A slowdown in China is also weighing on the German DAX as German exporters like BMW, Daimler and Volkswagen warn of slower sales in the world’s second biggest economy

This sales slowdown is likely to be exacerbated by the ripple effects from the recent VW “defeat device” scandal which could have significant repercussions for European growth prospects in Q4, as car buyers’ confidence in Germany’s biggest export is shaken. There have been positive signs with M&A activity at its best levels in years, as companies look to pursue growth opportunities by acquisition, as opposed to organically. This year alone we’ve heard announcements from Shell/BG Group, EE/BT Group, Ladbrokes/Coral, Betfair/Paddy Power and chatter surrounding ABInbev and SABMiller. Despite all this feverish activity equity markets continue to struggle to push higher. With a number of technical indicators turning negative we’ve seen benchmark stock markets post what in technical analysis parlance are known as significant bearish signals. In recent weeks we’ve heard a number of rather melodramatic terms such as “death crosses”, which is where the 50-day MA crosses below the 200-day MA. If these had happened on a single index we probably wouldn’t be too concerned about them, but seeing them replicated across a number of different markets is cause for concern.
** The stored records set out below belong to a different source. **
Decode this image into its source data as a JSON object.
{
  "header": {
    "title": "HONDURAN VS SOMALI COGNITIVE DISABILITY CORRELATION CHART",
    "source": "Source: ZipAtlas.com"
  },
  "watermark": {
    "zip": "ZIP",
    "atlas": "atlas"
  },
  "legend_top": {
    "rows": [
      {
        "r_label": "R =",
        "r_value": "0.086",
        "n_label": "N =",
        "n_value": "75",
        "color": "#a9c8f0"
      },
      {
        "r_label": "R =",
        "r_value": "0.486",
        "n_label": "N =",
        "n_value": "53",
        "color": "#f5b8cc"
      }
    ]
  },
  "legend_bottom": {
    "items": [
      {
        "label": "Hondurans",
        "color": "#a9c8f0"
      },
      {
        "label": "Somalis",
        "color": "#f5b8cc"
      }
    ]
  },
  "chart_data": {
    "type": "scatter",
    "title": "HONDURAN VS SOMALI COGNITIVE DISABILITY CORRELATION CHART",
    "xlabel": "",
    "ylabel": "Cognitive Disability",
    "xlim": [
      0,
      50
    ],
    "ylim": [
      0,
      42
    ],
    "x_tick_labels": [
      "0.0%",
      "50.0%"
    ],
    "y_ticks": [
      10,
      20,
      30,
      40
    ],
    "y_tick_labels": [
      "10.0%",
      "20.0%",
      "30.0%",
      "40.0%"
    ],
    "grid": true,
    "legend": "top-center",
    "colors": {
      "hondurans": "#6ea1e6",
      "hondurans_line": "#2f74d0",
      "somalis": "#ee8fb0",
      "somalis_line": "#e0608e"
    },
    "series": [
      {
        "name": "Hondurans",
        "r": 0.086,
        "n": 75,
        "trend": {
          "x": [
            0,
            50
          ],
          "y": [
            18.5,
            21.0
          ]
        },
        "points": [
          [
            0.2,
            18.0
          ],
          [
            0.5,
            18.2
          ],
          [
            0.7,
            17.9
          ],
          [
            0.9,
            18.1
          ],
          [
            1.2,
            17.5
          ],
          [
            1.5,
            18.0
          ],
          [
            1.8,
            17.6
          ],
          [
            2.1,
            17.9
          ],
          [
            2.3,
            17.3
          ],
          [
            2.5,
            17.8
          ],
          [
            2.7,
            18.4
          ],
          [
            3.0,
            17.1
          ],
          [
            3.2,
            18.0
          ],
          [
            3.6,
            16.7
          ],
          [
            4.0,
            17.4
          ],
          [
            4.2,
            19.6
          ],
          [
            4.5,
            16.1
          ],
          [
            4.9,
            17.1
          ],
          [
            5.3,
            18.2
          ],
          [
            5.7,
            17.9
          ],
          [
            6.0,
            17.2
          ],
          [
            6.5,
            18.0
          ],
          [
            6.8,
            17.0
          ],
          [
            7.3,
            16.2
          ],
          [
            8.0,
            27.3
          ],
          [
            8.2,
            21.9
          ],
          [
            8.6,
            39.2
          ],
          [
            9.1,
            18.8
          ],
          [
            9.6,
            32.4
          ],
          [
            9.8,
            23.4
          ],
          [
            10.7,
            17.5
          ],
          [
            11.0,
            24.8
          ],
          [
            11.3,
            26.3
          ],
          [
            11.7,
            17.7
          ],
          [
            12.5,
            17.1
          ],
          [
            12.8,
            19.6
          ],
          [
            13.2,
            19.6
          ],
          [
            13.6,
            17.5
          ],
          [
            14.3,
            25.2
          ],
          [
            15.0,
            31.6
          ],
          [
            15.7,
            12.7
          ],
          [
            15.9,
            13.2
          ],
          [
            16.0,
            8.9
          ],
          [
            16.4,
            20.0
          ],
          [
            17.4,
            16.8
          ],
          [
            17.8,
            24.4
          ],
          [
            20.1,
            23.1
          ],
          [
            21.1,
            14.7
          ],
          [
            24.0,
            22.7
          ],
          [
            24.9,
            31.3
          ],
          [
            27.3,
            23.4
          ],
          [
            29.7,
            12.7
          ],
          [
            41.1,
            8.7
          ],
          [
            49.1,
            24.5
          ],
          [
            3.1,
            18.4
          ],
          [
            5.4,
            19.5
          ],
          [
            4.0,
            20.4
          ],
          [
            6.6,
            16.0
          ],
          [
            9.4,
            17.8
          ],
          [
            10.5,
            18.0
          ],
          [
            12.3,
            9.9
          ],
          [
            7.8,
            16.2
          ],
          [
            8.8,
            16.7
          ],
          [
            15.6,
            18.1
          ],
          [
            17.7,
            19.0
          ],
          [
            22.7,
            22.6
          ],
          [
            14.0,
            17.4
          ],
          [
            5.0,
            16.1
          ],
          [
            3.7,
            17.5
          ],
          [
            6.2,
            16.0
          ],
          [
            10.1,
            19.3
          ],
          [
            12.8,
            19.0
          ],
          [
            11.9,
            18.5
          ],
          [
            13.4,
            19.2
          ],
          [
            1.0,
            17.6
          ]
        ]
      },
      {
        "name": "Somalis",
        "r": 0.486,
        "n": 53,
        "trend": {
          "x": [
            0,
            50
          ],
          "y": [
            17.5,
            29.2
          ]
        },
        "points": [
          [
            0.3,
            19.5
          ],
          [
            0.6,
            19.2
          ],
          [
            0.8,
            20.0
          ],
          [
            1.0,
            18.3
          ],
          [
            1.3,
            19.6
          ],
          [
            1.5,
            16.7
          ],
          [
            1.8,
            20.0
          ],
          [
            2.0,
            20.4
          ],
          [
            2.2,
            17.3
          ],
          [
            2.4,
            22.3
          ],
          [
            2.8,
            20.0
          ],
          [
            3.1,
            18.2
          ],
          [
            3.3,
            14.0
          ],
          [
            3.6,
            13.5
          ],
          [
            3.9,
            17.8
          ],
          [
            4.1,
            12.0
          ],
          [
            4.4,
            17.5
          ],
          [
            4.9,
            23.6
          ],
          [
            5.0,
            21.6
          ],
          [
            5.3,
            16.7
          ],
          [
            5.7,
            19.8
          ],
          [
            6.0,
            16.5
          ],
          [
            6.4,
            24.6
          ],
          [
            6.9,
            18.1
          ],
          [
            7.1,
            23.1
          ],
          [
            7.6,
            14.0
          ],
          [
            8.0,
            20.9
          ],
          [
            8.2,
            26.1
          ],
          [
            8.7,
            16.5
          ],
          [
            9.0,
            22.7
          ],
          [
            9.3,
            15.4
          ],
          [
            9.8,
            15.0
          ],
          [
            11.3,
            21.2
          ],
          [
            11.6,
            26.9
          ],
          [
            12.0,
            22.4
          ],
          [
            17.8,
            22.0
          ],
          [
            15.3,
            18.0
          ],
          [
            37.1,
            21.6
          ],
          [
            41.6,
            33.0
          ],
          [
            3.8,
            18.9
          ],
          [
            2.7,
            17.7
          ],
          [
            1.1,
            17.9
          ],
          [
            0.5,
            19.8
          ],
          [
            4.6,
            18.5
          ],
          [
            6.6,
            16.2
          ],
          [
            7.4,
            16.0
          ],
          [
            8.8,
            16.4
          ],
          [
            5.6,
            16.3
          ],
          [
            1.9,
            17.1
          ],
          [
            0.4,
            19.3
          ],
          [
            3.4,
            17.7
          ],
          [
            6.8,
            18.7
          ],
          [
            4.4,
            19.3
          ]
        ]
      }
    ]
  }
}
We’ve seen them on the FTSE100, German DAX, Spain’s IBEX35, Eurostoxx50 and the EuroStoxx600, despite the fact that we still have another year of European QE to go. This weakness makes it much more difficult to identify pockets of opportunity, given that sector underperformance or outperformance can mask decent trading opportunities. A good stock in a declining sector will tend to get dragged down and underperform, while a bad stock in a good sector will tend to underperform but do better than the former. The trick is to find these underperformers in the declining sectors and avoid them in the outperforming sectors. When we get a reversal these stocks will probably see the biggest reaction. While commodity stocks have underperformed, house-building stocks have gone on a tear, with the contrast between Glencore – down 64% year on year – and Taylor Wimpey – up 77% – showing how different fortunes can be on an index that is currently struggling to stay in positive territory year to date.